Archive for November, 2015

Fiber Art-O-Rama in Indianapolis


Shagbark 7

Tonight’s a great night to see a lot of great fiber art in one place at the Stutz Building in Indianapolis, IN.

Part of the Spirit & Place Festival
Friday, November 13, 5-9 pm
Learn about the multicultural history of needlework and quilts in American tradition. Guests will see the progression of the art through displays of quilts from across the Midwest, along with interactive exhibits of both modern and historic quilting and fiber arts. Activities and exhibits will take place in the gallery, throughout the first floor of the Stutz Building and in Bearcat Alley.

AND Making Your Mark, a fiber art invitational exhibit, continues with my Shagbark 7 on display through November 20.


11 2015

Clover and a Bee – It’s In!


Clover and a Bee
23.5″ x 35″
White cotton fabric, torn and sewn;
painted, cut, stitched, painted, stitched.

I’m so lucky to have a nature preserve nearby.  It was the inspiration for this artwork just juried into Concrete and Grassland, a Studio Art Quilt Associate’s exhibit to premier at Grant’s Pass Museum of Art in Grant’s Pass, OR in 2016.


Clover and a Bee

Miss Emily Dickinson had it right:
To make a prairie it takes a clover and one bee,
One clover, and a bee,
And revery.
The revery alone will do,
If bees are few.

See all three artworks in this series here.
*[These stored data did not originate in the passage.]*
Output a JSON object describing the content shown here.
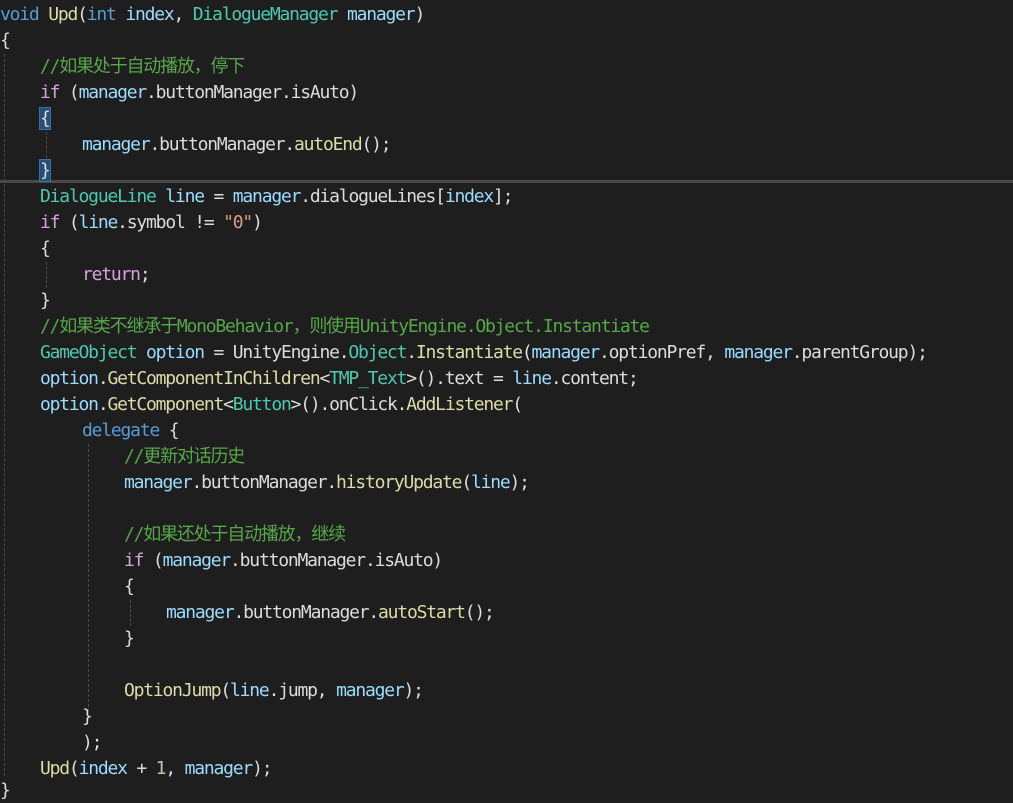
{
  "colors": {
    "background": "#1e1e1e",
    "keyword": "#569cd6",
    "type": "#4ec9b0",
    "method": "#dcdcaa",
    "parameter": "#9cdcfe",
    "plain": "#dcdcdc",
    "comment": "#57a64a",
    "string": "#d69d85",
    "number": "#b5cea8",
    "control": "#d8a0df",
    "brace_highlight": "#264f78"
  },
  "code_lines": [
    [
      [
        "kw",
        "void "
      ],
      [
        "method",
        "Upd"
      ],
      [
        "plain",
        "("
      ],
      [
        "kw",
        "int"
      ],
      [
        "plain",
        " "
      ],
      [
        "param",
        "index"
      ],
      [
        "plain",
        ", "
      ],
      [
        "type",
        "DialogueManager"
      ],
      [
        "plain",
        " "
      ],
      [
        "param",
        "manager"
      ],
      [
        "plain",
        ")"
      ]
    ],
    [
      [
        "plain",
        "{"
      ]
    ],
    [
      [
        "comment",
        "//如果处于自动播放，停下"
      ]
    ],
    [
      [
        "ctrl",
        "if"
      ],
      [
        "plain",
        " ("
      ],
      [
        "param",
        "manager"
      ],
      [
        "plain",
        "."
      ],
      [
        "plain",
        "buttonManager"
      ],
      [
        "plain",
        "."
      ],
      [
        "plain",
        "isAuto"
      ],
      [
        "plain",
        ")"
      ]
    ],
    [
      [
        "plain",
        "{"
      ]
    ],
    [
      [
        "param",
        "manager"
      ],
      [
        "plain",
        "."
      ],
      [
        "plain",
        "buttonManager"
      ],
      [
        "plain",
        "."
      ],
      [
        "method",
        "autoEnd"
      ],
      [
        "plain",
        "();"
      ]
    ],
    [
      [
        "plain",
        "}"
      ]
    ],
    [
      [
        "type",
        "DialogueLine"
      ],
      [
        "plain",
        " "
      ],
      [
        "param",
        "line"
      ],
      [
        "plain",
        " = "
      ],
      [
        "param",
        "manager"
      ],
      [
        "plain",
        "."
      ],
      [
        "plain",
        "dialogueLines"
      ],
      [
        "plain",
        "["
      ],
      [
        "param",
        "index"
      ],
      [
        "plain",
        "];"
      ]
    ],
    [
      [
        "ctrl",
        "if"
      ],
      [
        "plain",
        " ("
      ],
      [
        "param",
        "line"
      ],
      [
        "plain",
        "."
      ],
      [
        "plain",
        "symbol"
      ],
      [
        "plain",
        " != "
      ],
      [
        "string",
        "\"0\""
      ],
      [
        "plain",
        ")"
      ]
    ],
    [
      [
        "plain",
        "{"
      ]
    ],
    [
      [
        "ctrl",
        "return"
      ],
      [
        "plain",
        ";"
      ]
    ],
    [
      [
        "plain",
        "}"
      ]
    ],
    [
      [
        "comment",
        "//如果类不继承于MonoBehavior，则使用UnityEngine.Object.Instantiate"
      ]
    ],
    [
      [
        "type",
        "GameObject"
      ],
      [
        "plain",
        " "
      ],
      [
        "param",
        "option"
      ],
      [
        "plain",
        " = "
      ],
      [
        "plain",
        "UnityEngine"
      ],
      [
        "plain",
        "."
      ],
      [
        "type",
        "Object"
      ],
      [
        "plain",
        "."
      ],
      [
        "method",
        "Instantiate"
      ],
      [
        "plain",
        "("
      ],
      [
        "param",
        "manager"
      ],
      [
        "plain",
        "."
      ],
      [
        "plain",
        "optionPref"
      ],
      [
        "plain",
        ", "
      ],
      [
        "param",
        "manager"
      ],
      [
        "plain",
        "."
      ],
      [
        "plain",
        "parentGroup"
      ],
      [
        "plain",
        ");"
      ]
    ],
    [
      [
        "param",
        "option"
      ],
      [
        "plain",
        "."
      ],
      [
        "method",
        "GetComponentInChildren"
      ],
      [
        "plain",
        "<"
      ],
      [
        "type",
        "TMP_Text"
      ],
      [
        "plain",
        ">()."
      ],
      [
        "plain",
        "text"
      ],
      [
        "plain",
        " = "
      ],
      [
        "param",
        "line"
      ],
      [
        "plain",
        "."
      ],
      [
        "plain",
        "content"
      ],
      [
        "plain",
        ";"
      ]
    ],
    [
      [
        "param",
        "option"
      ],
      [
        "plain",
        "."
      ],
      [
        "method",
        "GetComponent"
      ],
      [
        "plain",
        "<"
      ],
      [
        "type",
        "Button"
      ],
      [
        "plain",
        ">()."
      ],
      [
        "plain",
        "onClick"
      ],
      [
        "plain",
        "."
      ],
      [
        "method",
        "AddListener"
      ],
      [
        "plain",
        "("
      ]
    ],
    [
      [
        "kw",
        "delegate"
      ],
      [
        "plain",
        " {"
      ]
    ],
    [
      [
        "comment",
        "//更新对话历史"
      ]
    ],
    [
      [
        "param",
        "manager"
      ],
      [
        "plain",
        "."
      ],
      [
        "plain",
        "buttonManager"
      ],
      [
        "plain",
        "."
      ],
      [
        "method",
        "historyUpdate"
      ],
      [
        "plain",
        "("
      ],
      [
        "param",
        "line"
      ],
      [
        "plain",
        ");"
      ]
    ],
    [],
    [
      [
        "comment",
        "//如果还处于自动播放，继续"
      ]
    ],
    [
      [
        "ctrl",
        "if"
      ],
      [
        "plain",
        " ("
      ],
      [
        "param",
        "manager"
      ],
      [
        "plain",
        "."
      ],
      [
        "plain",
        "buttonManager"
      ],
      [
        "plain",
        "."
      ],
      [
        "plain",
        "isAuto"
      ],
      [
        "plain",
        ")"
      ]
    ],
    [
      [
        "plain",
        "{"
      ]
    ],
    [
      [
        "param",
        "manager"
      ],
      [
        "plain",
        "."
      ],
      [
        "plain",
        "buttonManager"
      ],
      [
        "plain",
        "."
      ],
      [
        "method",
        "autoStart"
      ],
      [
        "plain",
        "();"
      ]
    ],
    [
      [
        "plain",
        "}"
      ]
    ],
    [],
    [
      [
        "method",
        "OptionJump"
      ],
      [
        "plain",
        "("
      ],
      [
        "param",
        "line"
      ],
      [
        "plain",
        "."
      ],
      [
        "plain",
        "jump"
      ],
      [
        "plain",
        ", "
      ],
      [
        "param",
        "manager"
      ],
      [
        "plain",
        ");"
      ]
    ],
    [
      [
        "plain",
        "}"
      ]
    ],
    [
      [
        "plain",
        ");"
      ]
    ],
    [
      [
        "method",
        "Upd"
      ],
      [
        "plain",
        "("
      ],
      [
        "param",
        "index"
      ],
      [
        "plain",
        " + "
      ],
      [
        "number",
        "1"
      ],
      [
        "plain",
        ", "
      ],
      [
        "param",
        "manager"
      ],
      [
        "plain",
        ");"
      ]
    ],
    [
      [
        "plain",
        "}"
      ]
    ]
  ]
}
A list of all the accepted artists is here.


11 2015

A delightful journey full of inspiration!


Just back from a delightful journey full of relaxation and inspiration.  After four days in London we were off via the Chunnel to Brussels.  Thanks to the sage advice of Linda Colsh, we based there for four days.  Above is from the day we spent in Brugge, a very, very beautiful 11th-century town that was splendid along its canals decked out in Fall colors.


We hit all the Belgian foodie highlights in Brugge – a brewery tour, traditional food,


and a stop at Mary’s chocolates:



The main reason for our Brussel’s detour was to visit the Open European Quilt Championships in Maastricht, Netherlands.
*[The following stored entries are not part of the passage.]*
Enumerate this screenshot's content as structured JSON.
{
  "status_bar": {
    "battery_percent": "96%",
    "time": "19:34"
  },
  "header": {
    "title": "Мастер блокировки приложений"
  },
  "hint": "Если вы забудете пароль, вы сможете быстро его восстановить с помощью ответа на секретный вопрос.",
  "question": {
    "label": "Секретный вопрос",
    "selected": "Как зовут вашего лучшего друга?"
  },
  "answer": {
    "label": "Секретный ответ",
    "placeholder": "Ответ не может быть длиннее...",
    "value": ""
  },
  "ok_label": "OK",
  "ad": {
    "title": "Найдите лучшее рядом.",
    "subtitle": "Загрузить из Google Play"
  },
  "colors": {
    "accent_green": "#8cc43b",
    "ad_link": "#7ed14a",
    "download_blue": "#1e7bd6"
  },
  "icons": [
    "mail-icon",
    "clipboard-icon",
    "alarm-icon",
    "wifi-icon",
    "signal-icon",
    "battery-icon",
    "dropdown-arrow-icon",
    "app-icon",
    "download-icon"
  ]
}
My artworks, Shagbark 3 and 4, were being shown there as part of the Studio Art Quilt Associates’ juried exhibit, Two by Twenty. (GREAT to see the exhibit in person, but if you can’t do that I would urge you to purchase the catalog – its detail photos are superb.)


I made a special effort to make it to this more traditional quilt show because of an exhibit, Eye-Talk by Jette Clove (Belgium) and Katriina Flensburg (Sweden).  I “met” Jette through Fiberart for a Cause and have have long admired her graphic and typographic artwork.


It was a thrill to meet Jette and see so many of her artworks in person.  There was also an exhibit of artwork on the theme of windows from a Masterclass taught by Jette.  I found this the most innovative exhibit at the show with 3-D artworks, artworks using transparency and translucency in new ways, and all the artworks showing great thought.



When we returned to London, the weather has turned to what Joe called the “London-iest” – foggy, a little cold, and rainy. We used our remaining four days to tube here and there and look at exhibits ranging from cosmonauts to bark cloth . . .


to astronomy photos of the year to an unfinished Mark Rothko. In the end, we managed to visit Tate Britain, Tate Modern, Southbank Gallery, Serpentine Gallery (see more on the Jimmie Durham: Various Items and Complaints here.  I veered from liking this exhibit the best to just finding it all too obvious.), Sackler Gallery, the V&A, the British Museum, the Museum of Science, and the Royal Observatory in Greenwich.

With, of course, our mandatory tea breaks.


I’m always glad to be home, but also feel as if I’m the luckiest person in the world when I can travel to see and experience new things.